Probe par nature, chaste par tempérament, intraitable par mépris de l'humanité, cet original recueillait moins de sympathies que d'estime. Mais il enlevait tous les suffrages quand, sortant de son effacement volontaire, il prenait part aux débats de la Grand'Chambre où sa logique semblait irrésistible. Ses rudesses, à l'égard de ceux qui s'écartaient de la bonne règle, étaient d'ailleurs légendaires. L'abbé Croizat, maître des requêtes, en savait quelque chose[227]. Le chancelier Voisin aussi. Comme il jugeait à propos d'assurer le Parlement «de sa protection», André de Novion lui répondit: «Monsieur, c'est plus qu'il ne demande.»

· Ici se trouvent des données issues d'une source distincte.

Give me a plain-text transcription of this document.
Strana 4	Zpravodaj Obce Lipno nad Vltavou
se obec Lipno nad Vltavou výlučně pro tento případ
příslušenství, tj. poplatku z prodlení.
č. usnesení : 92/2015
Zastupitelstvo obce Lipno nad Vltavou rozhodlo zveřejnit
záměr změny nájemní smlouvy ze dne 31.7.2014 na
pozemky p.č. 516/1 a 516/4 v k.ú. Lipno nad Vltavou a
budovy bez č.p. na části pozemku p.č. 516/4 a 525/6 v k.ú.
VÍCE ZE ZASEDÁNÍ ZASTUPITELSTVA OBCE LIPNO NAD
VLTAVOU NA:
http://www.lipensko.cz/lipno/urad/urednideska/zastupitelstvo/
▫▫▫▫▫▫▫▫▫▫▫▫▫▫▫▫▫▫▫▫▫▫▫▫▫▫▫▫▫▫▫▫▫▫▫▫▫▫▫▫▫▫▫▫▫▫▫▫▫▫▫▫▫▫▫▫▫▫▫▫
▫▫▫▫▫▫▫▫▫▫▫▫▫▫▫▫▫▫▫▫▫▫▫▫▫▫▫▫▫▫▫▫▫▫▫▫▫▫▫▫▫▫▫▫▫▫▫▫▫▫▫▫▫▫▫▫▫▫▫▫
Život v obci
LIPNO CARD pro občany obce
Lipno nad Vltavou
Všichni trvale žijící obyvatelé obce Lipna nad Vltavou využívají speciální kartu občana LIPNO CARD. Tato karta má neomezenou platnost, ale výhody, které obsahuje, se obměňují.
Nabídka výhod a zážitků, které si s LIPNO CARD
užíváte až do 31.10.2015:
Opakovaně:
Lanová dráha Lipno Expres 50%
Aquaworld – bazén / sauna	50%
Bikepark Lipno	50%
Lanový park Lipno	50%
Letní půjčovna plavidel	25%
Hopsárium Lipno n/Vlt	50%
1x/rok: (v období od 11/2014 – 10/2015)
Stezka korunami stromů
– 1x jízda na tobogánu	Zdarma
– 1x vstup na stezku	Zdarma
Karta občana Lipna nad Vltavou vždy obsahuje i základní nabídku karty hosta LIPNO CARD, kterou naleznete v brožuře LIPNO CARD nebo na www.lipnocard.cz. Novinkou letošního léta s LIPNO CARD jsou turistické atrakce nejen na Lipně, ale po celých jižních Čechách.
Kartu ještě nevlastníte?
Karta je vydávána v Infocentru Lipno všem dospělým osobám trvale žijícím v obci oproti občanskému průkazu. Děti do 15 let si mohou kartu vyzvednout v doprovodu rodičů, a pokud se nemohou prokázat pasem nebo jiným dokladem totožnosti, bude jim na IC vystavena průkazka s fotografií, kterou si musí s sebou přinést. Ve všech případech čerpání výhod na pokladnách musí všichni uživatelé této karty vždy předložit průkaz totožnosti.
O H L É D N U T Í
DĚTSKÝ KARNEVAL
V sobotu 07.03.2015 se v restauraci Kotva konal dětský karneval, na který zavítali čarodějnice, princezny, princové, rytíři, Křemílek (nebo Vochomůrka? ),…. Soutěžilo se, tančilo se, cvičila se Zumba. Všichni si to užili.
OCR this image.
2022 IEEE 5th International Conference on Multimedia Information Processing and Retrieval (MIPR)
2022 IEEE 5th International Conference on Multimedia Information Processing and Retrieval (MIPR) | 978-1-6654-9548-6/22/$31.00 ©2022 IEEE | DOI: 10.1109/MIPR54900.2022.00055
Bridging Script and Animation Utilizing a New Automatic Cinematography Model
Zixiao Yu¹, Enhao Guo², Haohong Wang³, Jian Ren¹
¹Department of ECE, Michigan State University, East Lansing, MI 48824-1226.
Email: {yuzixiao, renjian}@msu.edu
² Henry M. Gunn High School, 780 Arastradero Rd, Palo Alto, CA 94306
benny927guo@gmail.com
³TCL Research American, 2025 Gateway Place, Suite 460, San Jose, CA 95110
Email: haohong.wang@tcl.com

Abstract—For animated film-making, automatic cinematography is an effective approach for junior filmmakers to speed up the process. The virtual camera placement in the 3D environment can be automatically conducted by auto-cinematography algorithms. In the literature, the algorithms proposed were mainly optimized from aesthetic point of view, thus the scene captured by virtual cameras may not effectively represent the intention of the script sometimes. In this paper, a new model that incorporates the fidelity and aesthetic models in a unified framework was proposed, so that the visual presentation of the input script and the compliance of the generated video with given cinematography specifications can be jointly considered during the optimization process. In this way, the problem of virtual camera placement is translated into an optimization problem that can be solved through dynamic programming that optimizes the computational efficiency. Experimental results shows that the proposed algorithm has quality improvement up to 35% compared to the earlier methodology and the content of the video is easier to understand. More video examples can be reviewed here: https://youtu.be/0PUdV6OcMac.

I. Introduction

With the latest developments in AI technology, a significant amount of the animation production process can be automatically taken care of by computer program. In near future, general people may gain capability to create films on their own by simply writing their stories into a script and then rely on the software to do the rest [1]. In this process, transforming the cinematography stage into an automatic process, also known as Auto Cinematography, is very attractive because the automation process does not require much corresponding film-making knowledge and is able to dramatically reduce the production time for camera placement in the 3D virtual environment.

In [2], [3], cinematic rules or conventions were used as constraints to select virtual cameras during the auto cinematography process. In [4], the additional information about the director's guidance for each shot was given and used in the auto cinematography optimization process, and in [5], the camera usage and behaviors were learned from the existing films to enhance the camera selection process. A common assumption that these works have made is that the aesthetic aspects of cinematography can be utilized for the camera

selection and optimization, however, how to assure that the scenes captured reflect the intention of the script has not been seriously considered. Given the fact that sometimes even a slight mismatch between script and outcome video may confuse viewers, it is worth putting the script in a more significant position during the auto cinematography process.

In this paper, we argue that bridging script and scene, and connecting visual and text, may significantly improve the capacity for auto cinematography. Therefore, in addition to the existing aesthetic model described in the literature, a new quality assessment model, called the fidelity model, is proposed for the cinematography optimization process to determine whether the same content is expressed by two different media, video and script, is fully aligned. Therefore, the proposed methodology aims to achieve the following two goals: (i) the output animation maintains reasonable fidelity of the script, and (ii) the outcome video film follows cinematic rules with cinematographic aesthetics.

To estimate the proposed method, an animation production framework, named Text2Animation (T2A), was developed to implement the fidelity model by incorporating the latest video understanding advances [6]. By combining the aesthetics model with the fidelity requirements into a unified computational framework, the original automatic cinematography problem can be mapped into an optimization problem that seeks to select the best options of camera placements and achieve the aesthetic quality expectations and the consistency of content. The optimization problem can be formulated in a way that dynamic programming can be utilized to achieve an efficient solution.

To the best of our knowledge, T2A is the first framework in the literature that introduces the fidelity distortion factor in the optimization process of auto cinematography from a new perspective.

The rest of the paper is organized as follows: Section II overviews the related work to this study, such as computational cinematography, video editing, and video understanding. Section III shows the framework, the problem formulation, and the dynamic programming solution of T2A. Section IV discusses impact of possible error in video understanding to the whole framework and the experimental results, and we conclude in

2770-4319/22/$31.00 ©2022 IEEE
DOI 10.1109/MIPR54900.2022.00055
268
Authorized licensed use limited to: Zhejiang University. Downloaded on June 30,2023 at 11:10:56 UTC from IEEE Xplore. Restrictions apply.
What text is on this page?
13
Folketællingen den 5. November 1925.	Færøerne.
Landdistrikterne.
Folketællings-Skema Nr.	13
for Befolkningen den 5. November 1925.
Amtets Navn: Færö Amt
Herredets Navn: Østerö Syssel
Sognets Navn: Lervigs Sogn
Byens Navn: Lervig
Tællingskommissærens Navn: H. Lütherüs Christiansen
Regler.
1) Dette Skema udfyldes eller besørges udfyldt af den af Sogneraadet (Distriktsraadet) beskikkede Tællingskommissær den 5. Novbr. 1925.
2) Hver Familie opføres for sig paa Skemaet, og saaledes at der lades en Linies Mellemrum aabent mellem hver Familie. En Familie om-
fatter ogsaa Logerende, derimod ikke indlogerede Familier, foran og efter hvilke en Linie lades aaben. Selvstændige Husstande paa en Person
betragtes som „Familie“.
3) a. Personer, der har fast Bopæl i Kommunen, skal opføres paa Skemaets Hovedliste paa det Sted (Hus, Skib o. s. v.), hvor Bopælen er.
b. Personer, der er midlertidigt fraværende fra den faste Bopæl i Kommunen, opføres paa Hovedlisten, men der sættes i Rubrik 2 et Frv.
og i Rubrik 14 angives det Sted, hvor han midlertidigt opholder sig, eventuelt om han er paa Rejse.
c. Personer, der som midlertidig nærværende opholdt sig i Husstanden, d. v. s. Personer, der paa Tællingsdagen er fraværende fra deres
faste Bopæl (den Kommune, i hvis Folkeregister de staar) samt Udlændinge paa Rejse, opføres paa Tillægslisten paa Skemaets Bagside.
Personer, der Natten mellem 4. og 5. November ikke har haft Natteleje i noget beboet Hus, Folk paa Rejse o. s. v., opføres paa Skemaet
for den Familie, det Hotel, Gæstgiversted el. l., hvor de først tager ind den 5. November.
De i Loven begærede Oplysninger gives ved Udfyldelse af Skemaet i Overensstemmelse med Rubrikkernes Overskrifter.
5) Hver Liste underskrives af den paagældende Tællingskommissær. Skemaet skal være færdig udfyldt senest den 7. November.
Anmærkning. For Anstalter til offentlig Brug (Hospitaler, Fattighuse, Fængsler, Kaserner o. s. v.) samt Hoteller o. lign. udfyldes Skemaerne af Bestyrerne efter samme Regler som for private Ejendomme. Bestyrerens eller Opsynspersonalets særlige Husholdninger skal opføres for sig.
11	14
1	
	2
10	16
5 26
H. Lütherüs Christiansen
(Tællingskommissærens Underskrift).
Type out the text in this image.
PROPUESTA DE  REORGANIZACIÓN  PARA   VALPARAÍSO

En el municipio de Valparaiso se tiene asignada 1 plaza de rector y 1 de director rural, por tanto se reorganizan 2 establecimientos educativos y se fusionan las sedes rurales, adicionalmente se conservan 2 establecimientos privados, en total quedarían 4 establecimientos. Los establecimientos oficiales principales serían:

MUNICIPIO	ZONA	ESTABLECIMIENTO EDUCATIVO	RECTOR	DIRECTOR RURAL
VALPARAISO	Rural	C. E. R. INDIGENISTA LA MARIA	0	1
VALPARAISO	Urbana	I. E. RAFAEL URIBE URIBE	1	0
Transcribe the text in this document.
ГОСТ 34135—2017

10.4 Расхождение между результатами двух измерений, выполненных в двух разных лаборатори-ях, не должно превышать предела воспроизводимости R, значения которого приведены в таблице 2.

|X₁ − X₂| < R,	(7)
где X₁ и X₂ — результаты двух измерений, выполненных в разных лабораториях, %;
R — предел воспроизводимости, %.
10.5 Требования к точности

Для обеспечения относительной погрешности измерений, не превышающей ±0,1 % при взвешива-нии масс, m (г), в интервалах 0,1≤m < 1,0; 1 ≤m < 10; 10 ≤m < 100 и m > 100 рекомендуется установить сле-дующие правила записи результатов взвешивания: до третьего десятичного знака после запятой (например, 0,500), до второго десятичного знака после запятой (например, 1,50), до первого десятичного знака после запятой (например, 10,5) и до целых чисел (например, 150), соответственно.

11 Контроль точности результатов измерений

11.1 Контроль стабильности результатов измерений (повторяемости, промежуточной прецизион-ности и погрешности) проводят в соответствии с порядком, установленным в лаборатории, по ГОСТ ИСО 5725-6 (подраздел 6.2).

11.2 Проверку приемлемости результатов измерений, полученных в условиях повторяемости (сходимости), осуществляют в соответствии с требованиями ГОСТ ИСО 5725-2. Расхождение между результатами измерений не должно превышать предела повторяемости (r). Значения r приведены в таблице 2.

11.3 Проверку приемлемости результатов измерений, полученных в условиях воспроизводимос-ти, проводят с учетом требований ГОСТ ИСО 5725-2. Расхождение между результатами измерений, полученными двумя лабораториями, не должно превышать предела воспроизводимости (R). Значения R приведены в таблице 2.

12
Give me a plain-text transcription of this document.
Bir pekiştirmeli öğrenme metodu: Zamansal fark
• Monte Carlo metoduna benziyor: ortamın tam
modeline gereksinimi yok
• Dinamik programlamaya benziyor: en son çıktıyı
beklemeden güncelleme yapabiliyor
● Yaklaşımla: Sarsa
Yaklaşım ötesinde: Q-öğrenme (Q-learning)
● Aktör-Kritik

[227] Souvenirs du président d'Aligre. Revue rétrospective, 2e série, t. VI, p. 5.

Ce nouvel adversaire ne pouvait trouver grâce aux yeux de Saint-Simon. Il s'en tire cependant à meilleur compte que ses devanciers. La raison en est peut-être toute fortuite. Son portrait,—le dernier de l'admirable collection que constituent les Mémoires,—arrive à une heure propice: celle où, prenant congé de ses lecteurs, Saint-Simon atteste le ciel que, la vérité étant le premier devoir de l'historien, il ne cessa jamais de la dire, fût-ce au prix des plus grands sacrifices[228]. Sous l'influence momentanée de ces beaux sentiments, il rend hommage à la probité d'André de Novion, lequel n'était, concède-t-il, ni injuste ni malhonnête... Mais, le naturel revenant au galop, il se hâte de déclarer qu'on ne saurait faire état de la parole d'un pareil personnage. Pourquoi? Parce que c'était un homme «plein d'humeurs et de caprices jusqu'à l'extravagance,... un dangereux maniaque qui avait laissé maints monuments de folie et de l'égarement de son esprit». Des preuves de cet égarement et de ces monuments de folie, il n'en est fourni aucune. On ne saurait, en effet, regarder comme telles, ni l'émigration vers la rue des Blancs-Manteaux de ce Potier hypocondriaque, ni ses manifestations d'estime à l'égard du charron... N'importe! C'était un fou: qu'on se garde d'en douter!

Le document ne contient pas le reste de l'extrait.